A 59-year-old woman walking two dogs was injured in a Fountain Valley pedestrian accident the afternoon of October 18, 2014.
According to a news report in the Orange County Register, the injury collision occurred as the woman was walking across Euclid Street at Lavender Avenue.
A black 2014 Toyota Camry going south on Euclid
struck her. There are no traffic controls at that intersection and the woman was not walking in a crosswalk, officials said. The injured pedestrian was transported to a local hospital for treatment. Alcohol or drugs are not suspected. No citations or arrests were reported. The investigation is ongoing.
Our thoughts and prayers are with the injured pedestrian. We wish her the very best for a speedy and complete recovery.
Pedestrian Accident Statistics
According to California Highway Patrol’s 2012 Statewide Integrated Traffic Records System (SWITRS), there were three fatalities and 15 injuries reported as a result of pedestrian accidents in the city of Fountain Valley.
In Orange County as a whole, 47 people died and 808 were injured due to pedestrian accidents during the same year.

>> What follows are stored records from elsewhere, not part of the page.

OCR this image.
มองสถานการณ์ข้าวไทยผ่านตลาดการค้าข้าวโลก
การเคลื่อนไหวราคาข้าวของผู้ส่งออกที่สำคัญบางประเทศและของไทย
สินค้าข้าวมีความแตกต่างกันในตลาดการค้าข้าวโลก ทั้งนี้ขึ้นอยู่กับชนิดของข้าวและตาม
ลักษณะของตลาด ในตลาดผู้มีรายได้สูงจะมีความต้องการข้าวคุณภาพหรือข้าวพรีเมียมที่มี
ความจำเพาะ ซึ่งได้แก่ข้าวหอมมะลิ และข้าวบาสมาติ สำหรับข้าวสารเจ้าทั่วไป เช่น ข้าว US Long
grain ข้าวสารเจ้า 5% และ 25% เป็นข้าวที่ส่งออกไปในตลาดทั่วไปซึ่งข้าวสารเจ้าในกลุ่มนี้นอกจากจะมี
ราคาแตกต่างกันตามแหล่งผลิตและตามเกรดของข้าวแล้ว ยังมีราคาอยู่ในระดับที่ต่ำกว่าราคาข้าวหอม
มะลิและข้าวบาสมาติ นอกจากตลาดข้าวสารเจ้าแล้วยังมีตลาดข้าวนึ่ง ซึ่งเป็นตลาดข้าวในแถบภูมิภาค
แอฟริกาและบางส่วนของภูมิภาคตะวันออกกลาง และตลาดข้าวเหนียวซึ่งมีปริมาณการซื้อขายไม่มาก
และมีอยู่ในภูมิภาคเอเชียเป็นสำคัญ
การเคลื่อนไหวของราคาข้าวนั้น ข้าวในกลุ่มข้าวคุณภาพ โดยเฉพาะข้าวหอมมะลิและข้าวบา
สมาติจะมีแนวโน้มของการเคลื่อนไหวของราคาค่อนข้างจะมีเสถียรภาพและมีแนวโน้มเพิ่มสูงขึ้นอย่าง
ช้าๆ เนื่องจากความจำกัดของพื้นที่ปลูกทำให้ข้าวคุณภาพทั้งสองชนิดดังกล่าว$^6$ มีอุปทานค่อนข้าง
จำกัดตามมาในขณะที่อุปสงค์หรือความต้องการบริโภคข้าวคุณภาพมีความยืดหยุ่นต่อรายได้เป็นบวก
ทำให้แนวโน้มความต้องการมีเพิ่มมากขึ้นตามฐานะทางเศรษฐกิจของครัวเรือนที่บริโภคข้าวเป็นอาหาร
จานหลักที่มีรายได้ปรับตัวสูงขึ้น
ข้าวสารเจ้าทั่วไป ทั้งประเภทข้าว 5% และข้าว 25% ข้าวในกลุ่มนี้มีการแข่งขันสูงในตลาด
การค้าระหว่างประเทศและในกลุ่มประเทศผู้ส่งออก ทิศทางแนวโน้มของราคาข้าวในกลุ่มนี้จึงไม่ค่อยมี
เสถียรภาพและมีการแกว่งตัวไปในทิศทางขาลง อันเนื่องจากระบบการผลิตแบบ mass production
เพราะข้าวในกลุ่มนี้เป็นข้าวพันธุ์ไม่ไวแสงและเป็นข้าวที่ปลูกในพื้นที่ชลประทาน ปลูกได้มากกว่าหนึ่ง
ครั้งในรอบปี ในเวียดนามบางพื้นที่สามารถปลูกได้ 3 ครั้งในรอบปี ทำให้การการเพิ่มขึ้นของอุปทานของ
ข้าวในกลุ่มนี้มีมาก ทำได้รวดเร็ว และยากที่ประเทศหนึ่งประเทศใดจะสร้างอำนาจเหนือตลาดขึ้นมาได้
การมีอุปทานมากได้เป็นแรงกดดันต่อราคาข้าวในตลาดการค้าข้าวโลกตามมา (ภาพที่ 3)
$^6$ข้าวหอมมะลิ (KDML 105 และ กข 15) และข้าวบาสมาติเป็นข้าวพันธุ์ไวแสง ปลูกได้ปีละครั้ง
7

Laws Relating to Pedestrians and Drivers
Based on this news report, there were no traffic controls such as stop signs, crosswalks, or stoplights at this intersection. The woman was crossing the street when she was hit.
California Vehicle Code Section 21954 states: “Every pedestrian upon a roadway at any point other than within a marked crosswalk or within an unmarked crosswalk at an intersection shall yield the right-of-way to all vehicles upon the roadway so near as to constitute an immediate hazard.”
The same section also states: “The provisions of this section shall not relieve the driver of a vehicle from the duty to exercise due care for the safety of any pedestrian upon a roadway.”
We trust officials are also looking into how fast the driver was going and whether she was distracted or otherwise negligent at the time. In cases where the driver is at fault, injured victims in such cases can seek compensation from the at-fault party for damages including medical expenses, lost wages, hospitalization, rehabilitation, pain and suffering and emotional distress.
An experienced Orange County personal injury attorney will also be able to determine if a dangerous roadway condition caused or contributed to this incident. If that was the case, the city or governmental agency responsible for maintaining the roadway can also be held liable.
Under California Government Code Section 911.2, any personal injury claim against a governmental agency must be filed within 180 days of the incident.